Donc, après un Apprentissage effectué avec conviction avec assiduité, avec sérieux, je pense qu’à la question “Etes-vous Maçon ?”, le Frère qui a reçu la Lumière et qui a dûment mûri devrait répondre “OUI, je le suis. ” Car je travaille comme tel avec assiduité, compétence et professionnalisme… et je vais faire le maximum pour vous être utile.

Au départ, le nouvel Apprenti fraîchement initié, à la question “Etes-vous Maçon ?”, pourquoi répondra-t-il par ladite “Reconnaissance” par ses Frères. Parce qu’un Apprenti-Maçon doit se défier de lui-même et craindre de porter un jugement avant d’avoir fait appel aux lumières et au savoir de ses Frères. Mais plus tard, le Maçon doit prendre pleine conscience de son état maçonnique et de ses responsabilités.

Le Franc-Maçon a l’obligation d’accomplir des devoirs. Tout d’abord fuir le vice et pratiquer la vertu en préférant à toutes choses la Justice et la Vérité.

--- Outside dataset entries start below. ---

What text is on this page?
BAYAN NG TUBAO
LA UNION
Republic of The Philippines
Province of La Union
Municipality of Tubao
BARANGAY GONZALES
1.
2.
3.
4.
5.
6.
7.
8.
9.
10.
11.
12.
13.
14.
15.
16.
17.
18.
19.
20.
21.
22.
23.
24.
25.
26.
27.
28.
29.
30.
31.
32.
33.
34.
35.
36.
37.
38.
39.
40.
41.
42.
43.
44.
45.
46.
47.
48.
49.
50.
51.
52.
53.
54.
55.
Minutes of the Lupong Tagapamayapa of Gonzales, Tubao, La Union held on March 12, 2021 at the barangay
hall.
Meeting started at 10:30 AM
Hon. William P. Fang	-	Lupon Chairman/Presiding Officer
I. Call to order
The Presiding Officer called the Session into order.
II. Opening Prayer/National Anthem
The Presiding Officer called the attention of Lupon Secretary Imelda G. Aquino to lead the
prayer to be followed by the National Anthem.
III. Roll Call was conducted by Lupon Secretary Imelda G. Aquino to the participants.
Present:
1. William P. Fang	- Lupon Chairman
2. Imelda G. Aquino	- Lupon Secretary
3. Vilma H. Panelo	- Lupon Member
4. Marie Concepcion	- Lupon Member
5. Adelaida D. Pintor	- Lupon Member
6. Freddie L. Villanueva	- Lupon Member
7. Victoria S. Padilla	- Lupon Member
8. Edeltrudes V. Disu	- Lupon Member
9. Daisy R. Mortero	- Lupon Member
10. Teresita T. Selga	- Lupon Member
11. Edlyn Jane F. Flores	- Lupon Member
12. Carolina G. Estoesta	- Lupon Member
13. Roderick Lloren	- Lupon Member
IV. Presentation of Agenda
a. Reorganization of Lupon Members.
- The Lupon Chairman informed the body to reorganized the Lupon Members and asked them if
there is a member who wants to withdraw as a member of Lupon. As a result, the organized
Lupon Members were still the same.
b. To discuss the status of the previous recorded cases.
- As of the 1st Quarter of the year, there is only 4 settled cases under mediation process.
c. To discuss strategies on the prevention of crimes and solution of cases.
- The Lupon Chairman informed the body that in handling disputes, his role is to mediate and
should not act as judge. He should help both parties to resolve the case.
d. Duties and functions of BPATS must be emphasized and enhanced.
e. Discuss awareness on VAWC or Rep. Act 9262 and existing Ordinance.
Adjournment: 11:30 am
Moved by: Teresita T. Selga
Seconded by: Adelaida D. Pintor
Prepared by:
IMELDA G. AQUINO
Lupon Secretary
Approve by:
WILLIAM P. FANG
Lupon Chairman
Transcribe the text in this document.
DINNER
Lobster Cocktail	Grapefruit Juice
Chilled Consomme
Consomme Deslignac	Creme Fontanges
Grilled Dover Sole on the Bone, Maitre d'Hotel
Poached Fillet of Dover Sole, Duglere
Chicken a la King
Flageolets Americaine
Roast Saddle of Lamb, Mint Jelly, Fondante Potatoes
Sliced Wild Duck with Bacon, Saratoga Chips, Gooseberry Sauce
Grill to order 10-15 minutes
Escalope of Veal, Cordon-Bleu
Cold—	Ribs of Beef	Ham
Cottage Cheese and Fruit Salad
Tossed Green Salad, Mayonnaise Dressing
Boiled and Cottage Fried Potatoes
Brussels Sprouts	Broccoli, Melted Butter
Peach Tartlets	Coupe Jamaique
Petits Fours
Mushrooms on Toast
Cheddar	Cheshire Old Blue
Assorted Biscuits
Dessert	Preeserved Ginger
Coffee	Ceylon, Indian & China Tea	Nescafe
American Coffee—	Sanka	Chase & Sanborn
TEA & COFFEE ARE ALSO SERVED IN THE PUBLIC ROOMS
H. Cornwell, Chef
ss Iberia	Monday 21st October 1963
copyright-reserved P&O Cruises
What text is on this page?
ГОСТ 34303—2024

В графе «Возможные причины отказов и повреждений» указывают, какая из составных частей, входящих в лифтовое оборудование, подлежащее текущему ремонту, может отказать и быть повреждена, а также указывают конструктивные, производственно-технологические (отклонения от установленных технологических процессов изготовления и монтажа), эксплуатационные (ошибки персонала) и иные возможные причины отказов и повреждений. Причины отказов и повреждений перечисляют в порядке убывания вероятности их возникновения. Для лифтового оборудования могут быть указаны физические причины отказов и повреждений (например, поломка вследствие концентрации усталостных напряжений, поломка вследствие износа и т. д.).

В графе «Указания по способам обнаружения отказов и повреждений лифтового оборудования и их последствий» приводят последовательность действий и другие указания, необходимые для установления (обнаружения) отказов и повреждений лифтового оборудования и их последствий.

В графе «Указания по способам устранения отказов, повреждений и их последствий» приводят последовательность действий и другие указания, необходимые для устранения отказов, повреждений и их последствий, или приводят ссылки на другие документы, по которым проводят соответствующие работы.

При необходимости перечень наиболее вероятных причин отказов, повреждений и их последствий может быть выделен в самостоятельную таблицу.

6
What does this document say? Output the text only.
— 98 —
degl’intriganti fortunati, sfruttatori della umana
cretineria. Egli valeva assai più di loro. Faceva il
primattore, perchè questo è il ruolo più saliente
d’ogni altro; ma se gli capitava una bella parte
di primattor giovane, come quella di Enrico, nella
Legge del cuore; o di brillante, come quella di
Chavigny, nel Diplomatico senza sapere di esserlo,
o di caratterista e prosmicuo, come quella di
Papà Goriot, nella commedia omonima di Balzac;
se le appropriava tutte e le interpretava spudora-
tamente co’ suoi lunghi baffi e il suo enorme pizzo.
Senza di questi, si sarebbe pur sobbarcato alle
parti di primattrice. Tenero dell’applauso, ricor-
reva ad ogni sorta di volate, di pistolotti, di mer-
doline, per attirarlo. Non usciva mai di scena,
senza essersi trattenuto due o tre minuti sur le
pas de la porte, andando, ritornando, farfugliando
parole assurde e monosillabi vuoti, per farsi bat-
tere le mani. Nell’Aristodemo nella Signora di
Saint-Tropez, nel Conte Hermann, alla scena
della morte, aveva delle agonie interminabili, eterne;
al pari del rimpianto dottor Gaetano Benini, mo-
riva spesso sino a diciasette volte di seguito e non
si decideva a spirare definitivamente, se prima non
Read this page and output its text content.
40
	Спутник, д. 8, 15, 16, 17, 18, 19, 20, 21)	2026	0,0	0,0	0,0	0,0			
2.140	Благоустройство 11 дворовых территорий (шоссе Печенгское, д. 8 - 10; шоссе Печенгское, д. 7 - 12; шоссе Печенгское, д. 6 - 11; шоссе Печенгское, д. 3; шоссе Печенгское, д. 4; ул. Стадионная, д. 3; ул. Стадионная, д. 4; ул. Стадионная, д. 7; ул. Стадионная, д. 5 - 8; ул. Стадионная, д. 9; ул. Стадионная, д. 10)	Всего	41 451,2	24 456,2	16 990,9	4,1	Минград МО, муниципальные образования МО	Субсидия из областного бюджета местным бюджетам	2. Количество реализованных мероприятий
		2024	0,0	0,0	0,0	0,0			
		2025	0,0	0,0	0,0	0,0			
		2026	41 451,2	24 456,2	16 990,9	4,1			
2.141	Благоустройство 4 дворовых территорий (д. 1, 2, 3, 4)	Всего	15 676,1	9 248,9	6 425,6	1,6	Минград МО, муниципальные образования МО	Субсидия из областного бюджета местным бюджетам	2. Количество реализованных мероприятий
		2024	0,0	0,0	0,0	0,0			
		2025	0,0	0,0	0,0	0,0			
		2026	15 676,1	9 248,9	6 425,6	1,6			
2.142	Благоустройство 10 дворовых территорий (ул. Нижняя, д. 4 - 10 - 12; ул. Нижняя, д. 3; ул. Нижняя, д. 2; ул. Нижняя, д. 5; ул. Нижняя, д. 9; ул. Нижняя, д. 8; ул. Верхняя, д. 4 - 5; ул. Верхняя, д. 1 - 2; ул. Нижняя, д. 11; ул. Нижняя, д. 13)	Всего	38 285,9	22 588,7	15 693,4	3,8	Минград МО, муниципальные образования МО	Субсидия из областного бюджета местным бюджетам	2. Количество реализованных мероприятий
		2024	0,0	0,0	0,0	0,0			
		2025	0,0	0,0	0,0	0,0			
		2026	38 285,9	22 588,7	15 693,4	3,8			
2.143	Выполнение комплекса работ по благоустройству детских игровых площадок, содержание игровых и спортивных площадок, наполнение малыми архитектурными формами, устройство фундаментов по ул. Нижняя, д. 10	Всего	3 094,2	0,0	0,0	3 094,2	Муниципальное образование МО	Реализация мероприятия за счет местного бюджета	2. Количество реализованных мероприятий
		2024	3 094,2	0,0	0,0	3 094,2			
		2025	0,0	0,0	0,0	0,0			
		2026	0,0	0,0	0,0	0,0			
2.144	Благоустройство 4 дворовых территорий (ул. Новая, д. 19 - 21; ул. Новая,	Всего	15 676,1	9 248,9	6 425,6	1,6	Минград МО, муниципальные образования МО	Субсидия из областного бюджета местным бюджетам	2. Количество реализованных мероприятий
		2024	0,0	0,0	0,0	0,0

Allégoriquement, les Maçons ouvrent leurs travaux à Midi plein et les ferment à Minuit plein, ce qui indique qu’à partir du midi de sa vie, le Maçon pour être utile à ses semblables doit, jusqu’à sa dernière heure, donc minuit, travailler sans relâche au bonheur commun. Il est évident que hors du Temple, cette allégorie se concrétise par son application pratique dans la vie courante, dans le monde profane dans laquelle le Maçon travaille à fond comme tel, et non seulement parce qu’il a été reconnu comme tel par ses Frères.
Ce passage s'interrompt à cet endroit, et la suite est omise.